Il semble qu'un certain nombre de chapitres aient avancé au cours de ces derniers jours – suffisamment pour constituer une base solide pour les négociations. Les contentieux les plus importants ont été gardés pour la fin, notamment ceux qui concernaient les conditions d'une concurrence équitable, la mise en place d'un mécanisme de règlement des différends et la question de la pêche.

Les négociateurs sont apparus très heureux à l'issue de ces négociations. Qu'en est-il vraiment ? Existe-t-il un gagnant et un perdant avec cet accord ?

Comme les deux parties étaient perdantes, à travers cet accord, les deux parties sont désormais gagnantes. En cas de "no deal", on partait sur des frictions et un manque de visibilité maximum sur tous les dossiers. On précipitait tous les acteurs économiques et tous les citoyens qui ont un lien avec le Royaume-Uni dans l'inconnu total. Dans un premier temps, cet accord donne un cadre pour une coopération future, ce qui est très important, et permet d'éviter le scénario noir du "no deal".

On s'est occupé du plus urgent. On a beaucoup parlé du fait d’éviter le retour des tarifs et des quotas, etc. Mais il y avait beaucoup de questions en suspens comme celle du transfert de données. Ont-ils réussi à faire quelque chose en matière de services ? De lutte contre le terrorisme ? En tout cas, cet accord va créer un esprit de coopération plus fort que si nous étions restés sur un scénario de "no deal", qui aurait détérioré encore plus le peu qu'il restait de confiance mutuelle.

Quelles sont les prochaines étapes dans les jours à venir ?

D'abord, les 27 Etats membres doivent voter l'accord, mais il n'y aura pas de réunion exceptionnelle des chefs d'Etats et de gouvernement dans les quatre jours à venir, donc cela se fera par courrier juridique.
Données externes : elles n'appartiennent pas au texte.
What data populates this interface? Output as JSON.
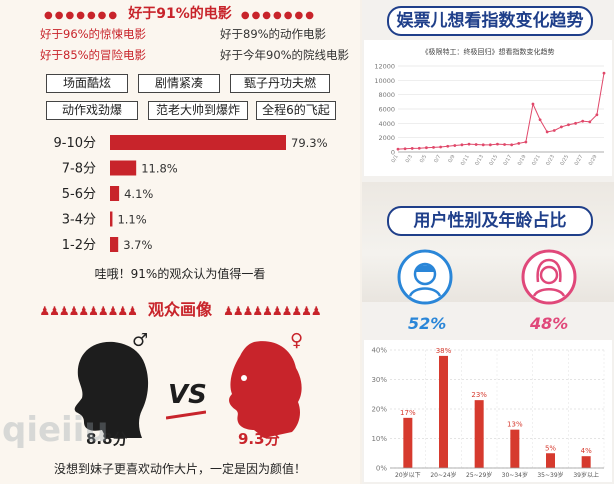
{
  "left": {
    "header_title": "好于91%的电影",
    "stats": [
      {
        "text": "好于96%的惊悚电影",
        "color": "#c8242b"
      },
      {
        "text": "好于89%的动作电影",
        "color": "#333333"
      },
      {
        "text": "好于85%的冒险电影",
        "color": "#c8242b"
      },
      {
        "text": "好于今年90%的院线电影",
        "color": "#333333"
      }
    ],
    "tags": [
      "场面酷炫",
      "剧情紧凑",
      "甄子丹功夫燃",
      "动作戏劲爆",
      "范老大帅到爆炸",
      "全程6的飞起"
    ],
    "summary": "哇哦！91%的观众认为值得一看",
    "audience_title": "观众画像",
    "male_symbol": "♂",
    "female_symbol": "♀",
    "vs_text": "VS",
    "male_score": "8.8分",
    "female_score": "9.3分",
    "footer": "没想到妹子更喜欢动作大片，一定是因为颜值！",
    "watermark": "qieiiu"
  },
  "right": {
    "trend_title": "娱票儿想看指数变化趋势",
    "gender_title": "用户性别及年龄占比",
    "male_pct": "52%",
    "female_pct": "48%"
  },
  "colors": {
    "red": "#c8242b",
    "blue": "#2a86d8",
    "pink": "#e0487a",
    "navy": "#1f3f8a",
    "line": "#e0486a"
  },
  "chart_data": [
    {
      "type": "bar",
      "orientation": "horizontal",
      "categories": [
        "9-10分",
        "7-8分",
        "5-6分",
        "3-4分",
        "1-2分"
      ],
      "values": [
        79.3,
        11.8,
        4.1,
        1.1,
        3.7
      ],
      "value_labels": [
        "79.3%",
        "11.8%",
        "4.1%",
        "1.1%",
        "3.7%"
      ],
      "xlim": [
        0,
        79.3
      ]
    },
    {
      "type": "line",
      "title": "《极限特工：终极回归》想看指数变化趋势",
      "x": [
        "0/1",
        "0/2",
        "0/3",
        "0/4",
        "0/5",
        "0/6",
        "0/7",
        "0/8",
        "0/9",
        "0/10",
        "0/11",
        "0/12",
        "0/13",
        "0/14",
        "0/15",
        "0/16",
        "0/17",
        "0/18",
        "0/19",
        "0/20",
        "0/21",
        "0/22",
        "0/23",
        "0/24",
        "0/25",
        "0/26",
        "0/27",
        "0/28",
        "0/29",
        "0/30"
      ],
      "x_tick_labels": [
        "0/1",
        "0/3",
        "0/5",
        "0/7",
        "0/9",
        "0/11",
        "0/13",
        "0/15",
        "0/17",
        "0/19",
        "0/21",
        "0/23",
        "0/25",
        "0/27",
        "0/29"
      ],
      "values": [
        400,
        450,
        500,
        520,
        600,
        650,
        700,
        800,
        900,
        1000,
        1100,
        1050,
        1000,
        1000,
        1100,
        1050,
        1000,
        1200,
        1400,
        6700,
        4500,
        2800,
        3000,
        3500,
        3800,
        4000,
        4300,
        4200,
        5200,
        11000
      ],
      "ylim": [
        0,
        12000
      ],
      "yticks": [
        0,
        2000,
        4000,
        6000,
        8000,
        10000,
        12000
      ],
      "grid": true
    },
    {
      "type": "bar",
      "categories": [
        "20岁以下",
        "20~24岁",
        "25~29岁",
        "30~34岁",
        "35~39岁",
        "39岁以上"
      ],
      "values": [
        17,
        38,
        23,
        13,
        5,
        4
      ],
      "value_labels": [
        "17%",
        "38%",
        "23%",
        "13%",
        "5%",
        "4%"
      ],
      "ylim": [
        0,
        40
      ],
      "yticks": [
        "0%",
        "10%",
        "20%",
        "30%",
        "40%"
      ],
      "grid": true
    }
  ]
}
Cette validation de l'accord par le Conseil doit être obtenue avant le 31 décembre. Mais le toilettage juridique d’un accord est un processus qui prend beaucoup de temps normalement. Il existe donc une zone grise sur le texte qui sera validé par les 27.

La question se pose également du côté britannique, puisque Boris Johnson avait retiré la compétence de discussion des négociations à ses parlementaires. Pourtant, ces derniers doivent quand même valider le texte. Alors, quelle visibilité auront-ils ? Le texte est très long et, encore une fois, la relecture juridique ne sera pas achevée…

Côté britannique, il faut donc que la Chambre des communes et la Chambre des Lords votent ce texte, puis que la Reine le valide. Si c'est le cas, le texte entrera en application provisoire à partir du 1er janvier 2021. Ensuite, ce sera au tour des parlementaires européens de l'approuver, début 2021.